11.1 The ALRC recommends a number of defences that would limit a plaintiff’s right to succeed under the new tort. The defences reflect the need to protect, and in some cases privilege, important countervailing interests above a plaintiff’s expectation of privacy. Defendants will bear the onus of proving that their conduct is subject to a defence or exemption. The recommended defences are:

  • lawful authority to protect defendants from liability under the new privacy tort where their conduct was required or authorised by law;

  • conduct incidental to the exercise of a lawful right of defence of persons or property, where that conduct was proportionate, necessary and reasonable, and where the defendant reasonably believed that the conduct was necessary to protect persons or property;

  • necessity where a defendant acts in a reasonable belief that they were preventing an imminent and greater harm; and

  • consent including express and implied consent.

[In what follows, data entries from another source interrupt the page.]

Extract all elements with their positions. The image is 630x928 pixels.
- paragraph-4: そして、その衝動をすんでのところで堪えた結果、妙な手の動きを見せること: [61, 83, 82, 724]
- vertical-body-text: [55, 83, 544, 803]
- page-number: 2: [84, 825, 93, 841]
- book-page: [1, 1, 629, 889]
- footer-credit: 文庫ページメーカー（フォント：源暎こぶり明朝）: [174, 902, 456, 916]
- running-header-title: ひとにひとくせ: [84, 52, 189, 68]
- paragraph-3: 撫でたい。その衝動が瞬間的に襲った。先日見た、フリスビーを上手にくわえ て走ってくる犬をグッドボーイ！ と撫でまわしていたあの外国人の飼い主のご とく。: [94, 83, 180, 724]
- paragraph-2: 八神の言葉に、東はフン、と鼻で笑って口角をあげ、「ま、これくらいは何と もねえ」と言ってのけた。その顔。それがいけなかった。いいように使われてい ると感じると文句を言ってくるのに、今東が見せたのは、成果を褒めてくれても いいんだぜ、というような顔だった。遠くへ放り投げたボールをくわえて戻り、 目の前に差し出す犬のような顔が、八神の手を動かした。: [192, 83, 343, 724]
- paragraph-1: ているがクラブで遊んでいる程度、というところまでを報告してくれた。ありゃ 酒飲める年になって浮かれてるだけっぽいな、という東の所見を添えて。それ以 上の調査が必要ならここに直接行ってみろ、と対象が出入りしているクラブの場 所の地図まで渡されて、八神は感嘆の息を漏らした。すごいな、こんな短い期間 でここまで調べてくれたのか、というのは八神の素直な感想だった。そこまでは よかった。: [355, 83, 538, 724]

11.2 The ALRC also recommends a number of defences which are the same as, or analogous to, defamation defences: absolute privilege; publication of public documents; and fair and accurate reporting of public proceedings.

11.3 This chapter discusses several matters that will not give rise to a defence because defences would be superfluous in view of the elements of the tort or actionability. Because the balancing test for actionability already protects public interest, a defence of public interest is unnecessary. There is also no need for a defence that the material was already in the public domain, because this issue will be considered when deciding at the outset whether the plaintiff has a reasonable expectation of privacy at the relevant time.

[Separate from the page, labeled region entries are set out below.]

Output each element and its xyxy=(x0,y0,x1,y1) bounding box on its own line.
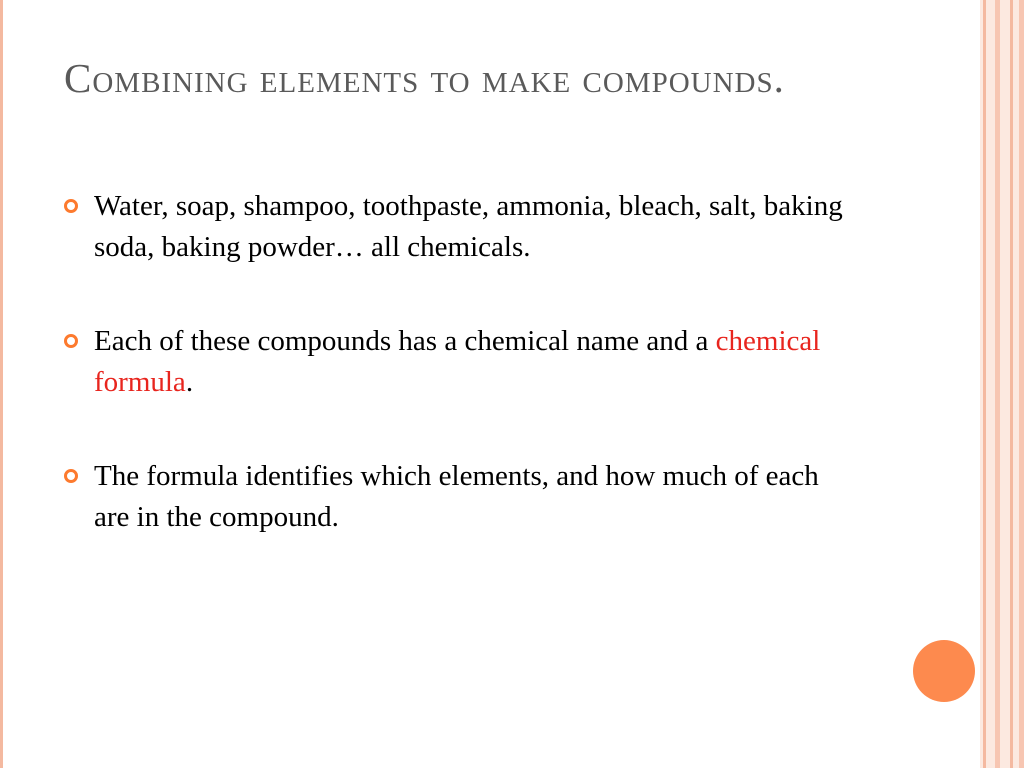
right-border-stripe xyxy=(983,0,986,768)
bullet-ring-icon xyxy=(64,334,78,348)
bullet-text: Water, soap, shampoo, toothpaste, ammonia, bleach, salt, baking soda, baking powder… all chemicals. xyxy=(94,190,843,263)
right-border-stripe xyxy=(1019,0,1024,768)
orange-circle-icon xyxy=(913,640,975,702)
right-border-band xyxy=(980,0,1024,768)
bullet-text: Each of these compounds has a chemical name and a xyxy=(94,325,716,357)
bullet-text-end: . xyxy=(185,366,194,398)
bullet-item xyxy=(64,321,854,403)
bullet-ring-icon xyxy=(64,199,78,213)
highlighted-term: chemical formula xyxy=(94,325,821,398)
bullet-ring-icon xyxy=(64,469,78,483)
bullet-item xyxy=(64,456,854,538)
bullet-text: The formula identifies which elements, and how much of each are in the compound. xyxy=(94,460,819,533)
left-border-stripe xyxy=(0,0,3,768)
bullet-list xyxy=(64,186,854,591)
slide-title: Combining elements to make compounds. xyxy=(64,55,785,101)
right-border-stripe xyxy=(995,0,1000,768)
bullet-item xyxy=(64,186,854,268)
right-border-stripe xyxy=(1010,0,1013,768)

11.4 Contributory negligence will not be a defence to an intentional or reckless invasion of privacy.

11.5 The ALRC considers that a number of defences to defamation are inappropriate for an action for intentional or reckless invasion of privacy. These include the defences of qualified privilege, truth, innocent dissemination and comment.

11.6 This chapter includes a recommendation for a safe harbour scheme for internet intermediaries to exempt internet hosts and platform providers from liability provided they meet certain conditions.